Pelvic lymph node irradiation is recommended in patients with high-risk prostate cancer. Due to the large treatment volumes, these patients could benefit from the normal tissue sparing that might be achieved with proton therapy. However, the influence of the proton relative biological effectiveness (RBE) on normal tissue doses for this treatment site has not previously been studied. We are launching a multi-centre randomised clinical trial to compare front-line photon-based radiotherapy with pencil-beam scanning (PBS) proton therapy for high-risk prostate cancer.
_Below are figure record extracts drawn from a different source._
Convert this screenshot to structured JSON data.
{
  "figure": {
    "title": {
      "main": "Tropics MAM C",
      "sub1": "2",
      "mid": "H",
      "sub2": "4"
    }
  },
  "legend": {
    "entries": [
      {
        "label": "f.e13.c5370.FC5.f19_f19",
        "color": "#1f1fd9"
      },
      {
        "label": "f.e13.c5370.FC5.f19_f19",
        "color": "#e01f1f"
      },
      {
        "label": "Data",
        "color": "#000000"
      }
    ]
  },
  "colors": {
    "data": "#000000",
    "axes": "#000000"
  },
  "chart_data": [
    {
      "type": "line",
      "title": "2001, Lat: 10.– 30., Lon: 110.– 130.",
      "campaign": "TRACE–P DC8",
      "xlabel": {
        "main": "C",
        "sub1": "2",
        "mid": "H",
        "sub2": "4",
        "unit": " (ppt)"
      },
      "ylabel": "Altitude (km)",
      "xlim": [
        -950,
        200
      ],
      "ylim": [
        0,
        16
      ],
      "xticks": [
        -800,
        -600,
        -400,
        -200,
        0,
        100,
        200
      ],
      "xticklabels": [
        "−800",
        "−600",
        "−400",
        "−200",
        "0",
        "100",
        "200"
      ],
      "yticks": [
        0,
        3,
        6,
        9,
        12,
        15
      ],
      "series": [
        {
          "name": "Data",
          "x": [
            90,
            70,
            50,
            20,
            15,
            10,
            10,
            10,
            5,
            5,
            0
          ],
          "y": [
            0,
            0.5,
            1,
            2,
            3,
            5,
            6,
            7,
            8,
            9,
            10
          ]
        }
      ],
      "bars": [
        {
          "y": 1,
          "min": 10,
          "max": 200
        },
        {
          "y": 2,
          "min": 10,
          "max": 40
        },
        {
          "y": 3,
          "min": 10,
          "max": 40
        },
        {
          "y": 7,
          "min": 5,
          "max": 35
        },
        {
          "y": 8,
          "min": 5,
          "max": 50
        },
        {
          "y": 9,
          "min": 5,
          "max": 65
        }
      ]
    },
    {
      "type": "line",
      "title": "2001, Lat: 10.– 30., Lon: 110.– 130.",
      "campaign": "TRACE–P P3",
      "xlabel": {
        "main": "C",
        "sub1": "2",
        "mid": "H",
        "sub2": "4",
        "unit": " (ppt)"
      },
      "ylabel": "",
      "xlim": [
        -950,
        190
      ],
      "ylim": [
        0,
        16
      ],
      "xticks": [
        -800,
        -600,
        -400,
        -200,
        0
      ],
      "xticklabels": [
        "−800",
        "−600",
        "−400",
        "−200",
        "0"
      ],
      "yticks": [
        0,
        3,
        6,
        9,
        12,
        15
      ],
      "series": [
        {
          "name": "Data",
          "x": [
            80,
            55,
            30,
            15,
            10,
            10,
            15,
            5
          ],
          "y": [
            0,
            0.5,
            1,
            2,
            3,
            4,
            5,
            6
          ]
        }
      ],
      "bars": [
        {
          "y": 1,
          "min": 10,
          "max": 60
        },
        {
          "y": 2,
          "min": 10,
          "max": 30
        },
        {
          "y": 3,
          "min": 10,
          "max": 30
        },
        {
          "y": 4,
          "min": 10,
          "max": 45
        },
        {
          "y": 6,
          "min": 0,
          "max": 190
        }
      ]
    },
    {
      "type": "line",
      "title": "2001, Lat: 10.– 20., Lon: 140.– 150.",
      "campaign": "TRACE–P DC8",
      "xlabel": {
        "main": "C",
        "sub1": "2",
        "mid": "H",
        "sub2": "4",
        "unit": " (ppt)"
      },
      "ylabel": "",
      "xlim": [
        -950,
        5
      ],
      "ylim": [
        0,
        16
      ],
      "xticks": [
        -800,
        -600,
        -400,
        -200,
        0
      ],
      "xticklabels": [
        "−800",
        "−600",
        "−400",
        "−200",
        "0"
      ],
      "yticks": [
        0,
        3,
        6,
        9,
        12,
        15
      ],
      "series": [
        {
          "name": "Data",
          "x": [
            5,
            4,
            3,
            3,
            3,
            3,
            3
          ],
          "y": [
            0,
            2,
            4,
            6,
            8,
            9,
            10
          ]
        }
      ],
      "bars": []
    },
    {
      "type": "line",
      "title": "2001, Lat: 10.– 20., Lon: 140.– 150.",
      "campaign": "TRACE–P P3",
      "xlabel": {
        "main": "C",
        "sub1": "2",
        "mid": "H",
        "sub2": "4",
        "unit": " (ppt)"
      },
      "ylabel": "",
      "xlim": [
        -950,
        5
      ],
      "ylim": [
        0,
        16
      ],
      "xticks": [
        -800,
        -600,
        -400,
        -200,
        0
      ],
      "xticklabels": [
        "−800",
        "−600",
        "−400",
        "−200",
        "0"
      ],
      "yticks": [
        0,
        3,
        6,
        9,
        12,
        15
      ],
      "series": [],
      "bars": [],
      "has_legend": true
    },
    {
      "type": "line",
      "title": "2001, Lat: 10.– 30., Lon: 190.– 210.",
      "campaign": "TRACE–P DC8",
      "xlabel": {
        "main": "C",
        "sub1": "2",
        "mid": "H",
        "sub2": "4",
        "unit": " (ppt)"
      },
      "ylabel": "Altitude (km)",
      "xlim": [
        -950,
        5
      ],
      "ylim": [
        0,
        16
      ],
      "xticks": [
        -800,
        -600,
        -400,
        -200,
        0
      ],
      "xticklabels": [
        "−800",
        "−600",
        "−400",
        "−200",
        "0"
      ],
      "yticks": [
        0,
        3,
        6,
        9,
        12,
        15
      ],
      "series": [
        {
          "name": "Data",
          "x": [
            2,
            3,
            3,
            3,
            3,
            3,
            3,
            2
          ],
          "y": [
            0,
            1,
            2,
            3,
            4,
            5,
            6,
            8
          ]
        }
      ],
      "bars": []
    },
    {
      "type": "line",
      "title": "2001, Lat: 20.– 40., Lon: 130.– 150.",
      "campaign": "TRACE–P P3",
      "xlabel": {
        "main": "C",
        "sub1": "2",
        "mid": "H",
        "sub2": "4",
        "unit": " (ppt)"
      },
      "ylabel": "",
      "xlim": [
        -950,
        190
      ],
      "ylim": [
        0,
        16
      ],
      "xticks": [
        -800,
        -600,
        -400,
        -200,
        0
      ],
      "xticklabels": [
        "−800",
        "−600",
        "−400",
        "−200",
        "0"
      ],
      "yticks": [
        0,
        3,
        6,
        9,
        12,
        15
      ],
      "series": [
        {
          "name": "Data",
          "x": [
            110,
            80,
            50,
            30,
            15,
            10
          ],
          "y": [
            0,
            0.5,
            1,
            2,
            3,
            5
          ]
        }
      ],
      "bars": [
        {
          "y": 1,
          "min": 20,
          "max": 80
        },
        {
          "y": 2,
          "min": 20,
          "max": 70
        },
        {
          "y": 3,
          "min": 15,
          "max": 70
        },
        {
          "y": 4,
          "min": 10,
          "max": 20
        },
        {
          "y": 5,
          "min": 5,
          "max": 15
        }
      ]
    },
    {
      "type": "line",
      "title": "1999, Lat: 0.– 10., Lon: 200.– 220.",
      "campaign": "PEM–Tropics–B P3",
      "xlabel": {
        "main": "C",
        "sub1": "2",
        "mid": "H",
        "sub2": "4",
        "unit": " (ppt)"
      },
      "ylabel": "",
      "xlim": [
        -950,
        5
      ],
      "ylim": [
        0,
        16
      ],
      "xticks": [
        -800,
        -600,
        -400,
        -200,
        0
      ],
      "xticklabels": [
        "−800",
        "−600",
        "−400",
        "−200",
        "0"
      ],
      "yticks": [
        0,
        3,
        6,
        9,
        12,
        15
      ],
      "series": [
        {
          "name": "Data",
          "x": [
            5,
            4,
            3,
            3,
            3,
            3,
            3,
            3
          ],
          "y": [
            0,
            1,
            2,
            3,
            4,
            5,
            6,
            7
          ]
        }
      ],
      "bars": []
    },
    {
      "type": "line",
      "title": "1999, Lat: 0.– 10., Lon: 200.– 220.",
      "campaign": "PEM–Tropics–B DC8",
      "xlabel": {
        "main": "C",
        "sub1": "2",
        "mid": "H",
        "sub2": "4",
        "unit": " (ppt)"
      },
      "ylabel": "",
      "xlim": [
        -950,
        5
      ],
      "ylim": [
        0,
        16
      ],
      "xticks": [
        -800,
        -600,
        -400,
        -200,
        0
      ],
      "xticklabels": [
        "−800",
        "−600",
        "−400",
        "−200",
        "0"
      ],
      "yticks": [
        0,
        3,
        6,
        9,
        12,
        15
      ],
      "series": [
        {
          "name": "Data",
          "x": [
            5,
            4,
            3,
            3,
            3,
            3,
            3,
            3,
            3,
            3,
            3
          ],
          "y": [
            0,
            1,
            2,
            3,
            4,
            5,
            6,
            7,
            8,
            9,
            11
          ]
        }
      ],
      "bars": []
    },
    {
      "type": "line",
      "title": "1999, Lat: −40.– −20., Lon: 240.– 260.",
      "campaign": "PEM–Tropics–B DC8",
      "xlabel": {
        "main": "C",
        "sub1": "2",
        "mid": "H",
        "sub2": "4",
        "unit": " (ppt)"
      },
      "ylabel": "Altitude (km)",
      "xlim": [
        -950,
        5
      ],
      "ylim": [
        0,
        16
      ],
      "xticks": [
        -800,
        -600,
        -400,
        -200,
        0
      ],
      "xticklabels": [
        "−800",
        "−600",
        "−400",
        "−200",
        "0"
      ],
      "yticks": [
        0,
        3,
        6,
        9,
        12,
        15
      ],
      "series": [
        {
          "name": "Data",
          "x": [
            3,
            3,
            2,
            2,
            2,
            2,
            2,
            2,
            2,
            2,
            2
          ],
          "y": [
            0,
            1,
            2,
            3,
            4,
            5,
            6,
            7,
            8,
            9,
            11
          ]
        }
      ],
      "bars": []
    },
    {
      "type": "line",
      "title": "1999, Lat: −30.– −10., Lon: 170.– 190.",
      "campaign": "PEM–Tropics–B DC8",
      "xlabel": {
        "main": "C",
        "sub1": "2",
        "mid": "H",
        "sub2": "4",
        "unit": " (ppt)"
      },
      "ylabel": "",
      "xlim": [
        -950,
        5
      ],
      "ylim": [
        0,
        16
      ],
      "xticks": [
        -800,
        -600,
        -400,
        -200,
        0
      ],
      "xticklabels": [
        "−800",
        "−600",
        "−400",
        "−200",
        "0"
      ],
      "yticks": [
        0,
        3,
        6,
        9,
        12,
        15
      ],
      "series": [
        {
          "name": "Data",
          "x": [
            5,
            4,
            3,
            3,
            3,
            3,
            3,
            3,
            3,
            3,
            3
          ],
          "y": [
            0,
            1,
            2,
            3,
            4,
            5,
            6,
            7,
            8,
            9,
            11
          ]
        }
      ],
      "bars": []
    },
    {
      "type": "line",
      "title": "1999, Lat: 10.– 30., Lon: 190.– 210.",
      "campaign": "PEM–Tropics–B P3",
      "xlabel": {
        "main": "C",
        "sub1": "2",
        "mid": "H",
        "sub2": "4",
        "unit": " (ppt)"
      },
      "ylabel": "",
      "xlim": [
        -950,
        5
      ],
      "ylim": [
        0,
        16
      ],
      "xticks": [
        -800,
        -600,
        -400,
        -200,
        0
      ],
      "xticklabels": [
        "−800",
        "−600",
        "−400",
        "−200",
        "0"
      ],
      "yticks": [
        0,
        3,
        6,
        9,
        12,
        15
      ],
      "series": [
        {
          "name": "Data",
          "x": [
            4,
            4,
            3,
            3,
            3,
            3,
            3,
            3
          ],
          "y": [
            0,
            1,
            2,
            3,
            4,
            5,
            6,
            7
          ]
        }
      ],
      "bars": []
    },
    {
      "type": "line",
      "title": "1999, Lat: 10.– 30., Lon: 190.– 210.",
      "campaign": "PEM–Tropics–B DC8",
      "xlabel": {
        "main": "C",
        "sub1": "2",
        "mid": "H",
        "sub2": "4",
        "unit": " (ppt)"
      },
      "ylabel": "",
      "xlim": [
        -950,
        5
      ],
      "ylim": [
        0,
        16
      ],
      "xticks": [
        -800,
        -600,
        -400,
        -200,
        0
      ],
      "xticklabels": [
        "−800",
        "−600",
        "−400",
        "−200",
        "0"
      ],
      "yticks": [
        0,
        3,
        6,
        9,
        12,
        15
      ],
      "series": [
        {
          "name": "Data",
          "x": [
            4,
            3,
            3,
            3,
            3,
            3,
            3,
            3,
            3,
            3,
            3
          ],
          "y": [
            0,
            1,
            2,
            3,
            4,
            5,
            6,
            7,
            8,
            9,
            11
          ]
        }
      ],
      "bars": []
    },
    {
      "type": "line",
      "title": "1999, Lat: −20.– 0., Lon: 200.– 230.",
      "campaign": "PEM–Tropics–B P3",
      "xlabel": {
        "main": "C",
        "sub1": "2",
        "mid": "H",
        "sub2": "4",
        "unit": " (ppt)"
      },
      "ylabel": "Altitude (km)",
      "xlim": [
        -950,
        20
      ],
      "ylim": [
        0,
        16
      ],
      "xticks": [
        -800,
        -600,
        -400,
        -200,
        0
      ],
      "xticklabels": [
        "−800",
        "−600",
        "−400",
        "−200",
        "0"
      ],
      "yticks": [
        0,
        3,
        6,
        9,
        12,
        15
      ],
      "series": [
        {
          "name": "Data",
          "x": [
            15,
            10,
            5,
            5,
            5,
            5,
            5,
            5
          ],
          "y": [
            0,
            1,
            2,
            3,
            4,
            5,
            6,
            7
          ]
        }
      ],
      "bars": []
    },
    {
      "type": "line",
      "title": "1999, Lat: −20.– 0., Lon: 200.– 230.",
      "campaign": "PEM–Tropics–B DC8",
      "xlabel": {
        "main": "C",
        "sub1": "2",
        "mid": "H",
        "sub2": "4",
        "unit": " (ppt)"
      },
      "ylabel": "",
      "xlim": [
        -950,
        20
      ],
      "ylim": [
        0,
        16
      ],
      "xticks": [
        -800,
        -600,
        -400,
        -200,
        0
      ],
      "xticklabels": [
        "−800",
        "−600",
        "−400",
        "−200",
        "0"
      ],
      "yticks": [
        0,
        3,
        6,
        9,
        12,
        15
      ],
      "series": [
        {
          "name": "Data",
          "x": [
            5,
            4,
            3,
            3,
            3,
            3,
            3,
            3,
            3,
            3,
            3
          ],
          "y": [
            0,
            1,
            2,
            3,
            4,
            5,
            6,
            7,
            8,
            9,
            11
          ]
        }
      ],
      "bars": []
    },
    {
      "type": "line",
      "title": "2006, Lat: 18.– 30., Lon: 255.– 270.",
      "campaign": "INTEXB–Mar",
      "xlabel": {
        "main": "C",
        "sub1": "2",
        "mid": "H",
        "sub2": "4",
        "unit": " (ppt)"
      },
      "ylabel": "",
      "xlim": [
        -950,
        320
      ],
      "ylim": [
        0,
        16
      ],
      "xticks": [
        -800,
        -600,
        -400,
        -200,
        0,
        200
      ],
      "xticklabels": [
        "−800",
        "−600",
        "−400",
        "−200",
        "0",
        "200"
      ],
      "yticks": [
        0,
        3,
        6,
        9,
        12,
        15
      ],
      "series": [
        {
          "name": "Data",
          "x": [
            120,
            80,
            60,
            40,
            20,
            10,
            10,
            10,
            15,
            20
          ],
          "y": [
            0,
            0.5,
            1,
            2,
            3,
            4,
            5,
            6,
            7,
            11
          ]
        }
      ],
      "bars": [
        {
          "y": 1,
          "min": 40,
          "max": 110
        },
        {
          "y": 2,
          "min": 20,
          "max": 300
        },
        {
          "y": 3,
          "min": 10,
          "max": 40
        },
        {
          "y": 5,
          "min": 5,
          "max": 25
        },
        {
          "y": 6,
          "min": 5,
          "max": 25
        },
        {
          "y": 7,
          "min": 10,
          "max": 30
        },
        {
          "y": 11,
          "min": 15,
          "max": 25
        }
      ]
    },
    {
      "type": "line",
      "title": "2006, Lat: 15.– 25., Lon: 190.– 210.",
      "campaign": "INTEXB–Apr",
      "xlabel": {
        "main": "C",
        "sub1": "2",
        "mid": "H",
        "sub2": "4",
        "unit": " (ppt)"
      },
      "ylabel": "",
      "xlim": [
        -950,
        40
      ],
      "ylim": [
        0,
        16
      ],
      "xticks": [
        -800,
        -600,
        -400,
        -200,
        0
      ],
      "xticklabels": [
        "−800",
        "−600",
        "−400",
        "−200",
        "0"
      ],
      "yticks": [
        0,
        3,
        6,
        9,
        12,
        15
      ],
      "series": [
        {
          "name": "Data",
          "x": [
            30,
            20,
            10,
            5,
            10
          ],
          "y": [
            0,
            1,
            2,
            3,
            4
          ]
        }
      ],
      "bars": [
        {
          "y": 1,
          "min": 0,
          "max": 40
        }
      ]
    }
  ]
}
The aim of this study was to explore the implications of potentially variable RBE for the proton therapy class solution that will be used in the trial. 

Material and Methods

The proton therapy class solution consisted of four PBS beams, including two lateral beams tilted slightly posterior to avoid the femoral heads (gantry angles 100°/260°) and two posterior beams angled slightly laterally to avoid the rectum (gantry angles of 170°/190°). The two nearly lateral beams covered the high-dose target volume and in addition the lymph nodes on either side. The two nearly posterior beams covered the entire target with prostate, seminal vesicles and lymph nodes on both sides. Treatment planning of eight test cases was done in Eclipse, while dose and linear-energy transfer (LET) distributions were re-calculated using Monte Carlo simulations (TOPAS v3.5/Geant4 v.10.6) for our beamline (Fig. 1). Biological doses with published variable RBE models (Carabe, Wedenberg, McNamara) as well as the LET-weighted dose (LWD) (Fig. 1c) were compared to the clinically applied constant RBE (RBE=1.1). The analysis focused on the bowel, bladder and rectum, also taking the uncertainty in the model input parameter α/β into account (±2 Gy around the point estimates). The differences between different RBE models and between different α/β values were assessed at dose levels corresponding to the dose/volume constraints of the trial.

  

Results

With both LWD and even more so with the LET-based variable RBE models, the biological doses in the bowel, bladder and rectum increased compared to constant RBE (Fig. 2a). The Wedenberg and Carabe RBE models resulted in the highest doses. At the dose levels of the normal tissue constraints, volume increases of 0.3-8% were seen, largest for the bowel. For each of the three RBE models, lowering the α/β increased the biological doses, with the effect being in the same range as the differences between the models (Fig 2b).

Conclusion

Accounting for the potentially variable RBE in proton therapy of high-risk prostate cancer resulted in increases in relative volumes of up to 8% at the dose levels corresponding to the trial dose/volume constraints. The choice of model and the choice of input parameter had similar effects. The biological doses obtained with the LWD were closest to the constant RBE. Biological doses including variable RBE will be assessed prospectively in our trial.